SECOND ANSWER: When you are full or have a waitlist.
Sometimes life changes as well. There was a time I could see 20 clients in my practice. Then the demands of family and my other business became greater and thus I couldn’t see as many clients as before, but I didn’t want my income to take a hit while I focused on other growth areas of my life. If you have to see fewer clients, then it might be time to raise your fee so you can continue to keep the doors open.
THIRD ANSWER: When your life changes and you don’t want your income to suffer for it.
I have received emails saying that it is unethical to raise a fee. Money becomes a moral issue when it is used to cause harm or assert power over another. Otherwise it is a resource, simply that. We have the freedom to choose how we use it.

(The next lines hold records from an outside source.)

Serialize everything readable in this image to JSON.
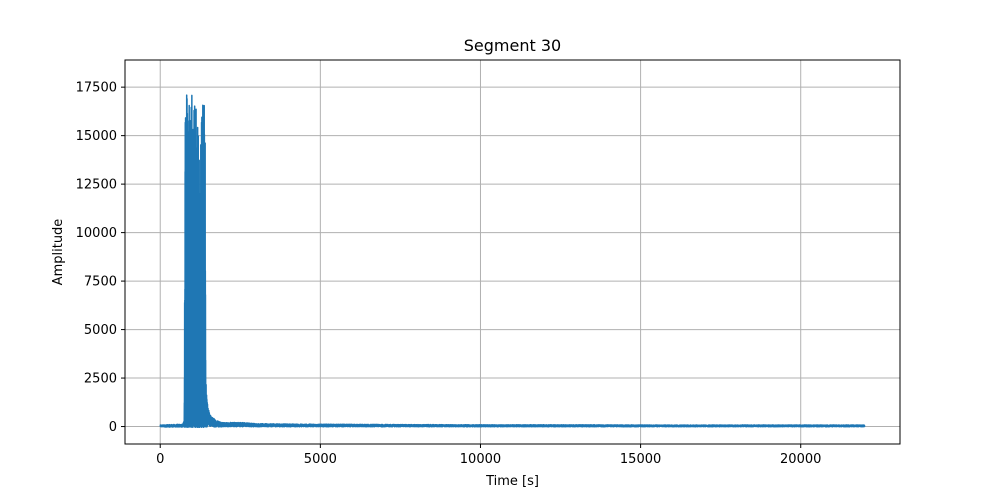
{
  "chart_data": {
    "type": "line",
    "title": "Segment 30",
    "xlabel": "Time [s]",
    "ylabel": "Amplitude",
    "xlim": [
      -1100,
      23100
    ],
    "ylim": [
      -900,
      18900
    ],
    "xticks": [
      0,
      5000,
      10000,
      15000,
      20000
    ],
    "xtick_labels": [
      "0",
      "5000",
      "10000",
      "15000",
      "20000"
    ],
    "yticks": [
      0,
      2500,
      5000,
      7500,
      10000,
      12500,
      15000,
      17500
    ],
    "ytick_labels": [
      "0",
      "2500",
      "5000",
      "7500",
      "10000",
      "12500",
      "15000",
      "17500"
    ],
    "grid": true,
    "color": "#1f77b4",
    "series": [
      {
        "name": "",
        "description": "dense oscillating signal; upper envelope",
        "x": [
          0,
          700,
          750,
          780,
          800,
          850,
          900,
          950,
          1000,
          1050,
          1100,
          1150,
          1200,
          1250,
          1300,
          1350,
          1400,
          1420,
          1450,
          1500,
          1600,
          1800,
          2000,
          2500,
          3000,
          4000,
          5000,
          8000,
          10000,
          13000,
          15000,
          18000,
          20000,
          22000
        ],
        "y_max": [
          80,
          120,
          300,
          15800,
          16200,
          18000,
          17900,
          16800,
          18000,
          16500,
          17100,
          16000,
          15200,
          14000,
          17500,
          17400,
          17300,
          2800,
          1500,
          900,
          500,
          300,
          200,
          220,
          150,
          130,
          120,
          100,
          90,
          90,
          80,
          80,
          80,
          80
        ],
        "y_min": [
          -20,
          -30,
          -30,
          -40,
          -40,
          -40,
          -40,
          -40,
          -40,
          -40,
          -40,
          -40,
          -40,
          -40,
          -40,
          -40,
          -40,
          -30,
          -30,
          -20,
          -20,
          -20,
          -10,
          -10,
          -10,
          -10,
          -10,
          -10,
          -10,
          -10,
          -10,
          -10,
          -10,
          -10
        ]
      }
    ]
  }
}
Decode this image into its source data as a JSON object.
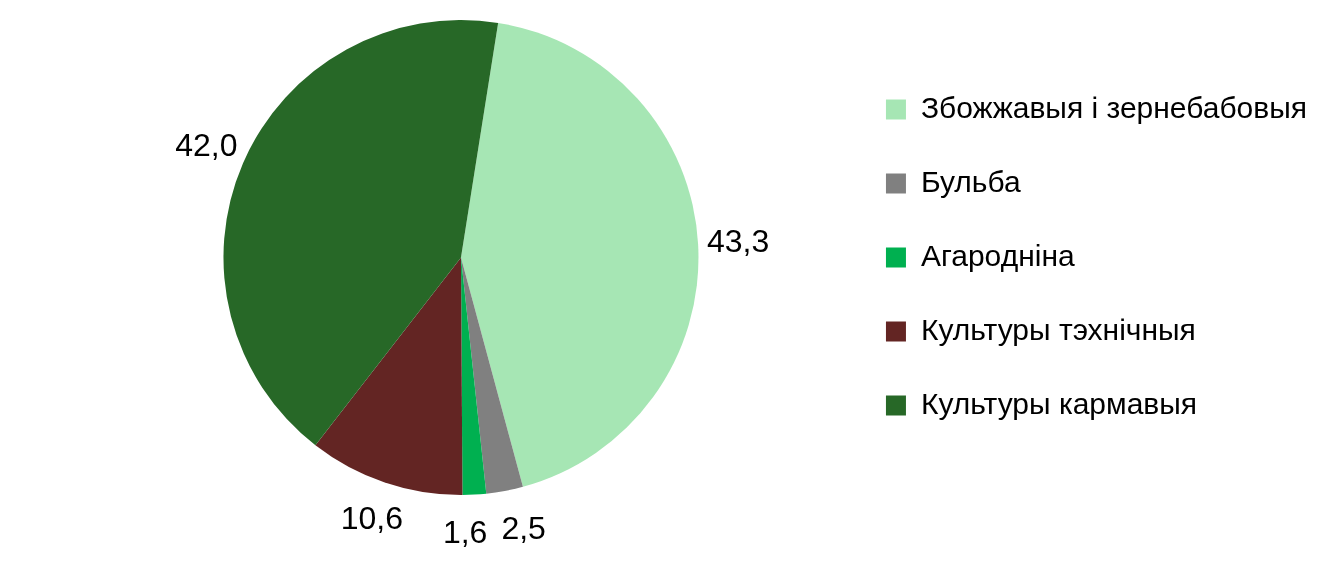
{
  "chart_data": {
    "type": "pie",
    "categories": [
      "Збожжавыя і зернебабовыя",
      "Бульба",
      "Агароднiна",
      "Культуры тэхнічныя",
      "Культуры кармавыя"
    ],
    "values": [
      43.3,
      2.5,
      1.6,
      10.6,
      42.0
    ],
    "value_labels": [
      "43,3",
      "2,5",
      "1,6",
      "10,6",
      "42,0"
    ],
    "colors": [
      "#a6e6b4",
      "#808080",
      "#00b050",
      "#632523",
      "#276827"
    ],
    "legend": "right"
  }
}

The decision to raise your fees is a personal one. I am not sure it is an ethical one. Ethics come into play when our business decisions result in abandoning our clients or resenting our clients for things that we have chosen to do. Also when we make decisions that result in lack of self care, inability to function and therefore also impact the relationship with our clients.
Your money choices impact your clients.
The good news is, we can start integrating this conversation into the therapeutic room and make it part of the process. Imagine if in your informed consent, your clients are made aware that fees are reassessed on an annual basis. Imagine if there is already the understanding that you WILL talk about these things with them and have a process in place. It’s a much safer container! So please, let’s start integrating the reality that there is a financial transaction as part of that and it needs to be respected. Not something that become reactive, fear based or defensive in our businesses.
What if you discover your can’t raise your fee?
This question leads me to ask you more questions.
What is the evidence of the “can’t”?
Some people have a limit in their brain that really, is just in their brain. It’s a sign of their money blocks. Other times, yes…I can see how this might happen.
I you are on an insurance panel, you are limited to your reimbursement from that stream of income. You may consider getting off the panel. But even then, you may not want to. Ok….
ANSWER: Consider another stream of income.
If you have maximized the income from your current services AND you make a livable/sustainable wage AND you are taking care of your professional and personal life AND there is no financial struggle AND you want to make more money, then you may want to consider another stream of income outside of your traditional 1:1 services.
This can be done through products (physical and online), experiences (retreats), speaking or expanding your services with having other clinicians in your practice.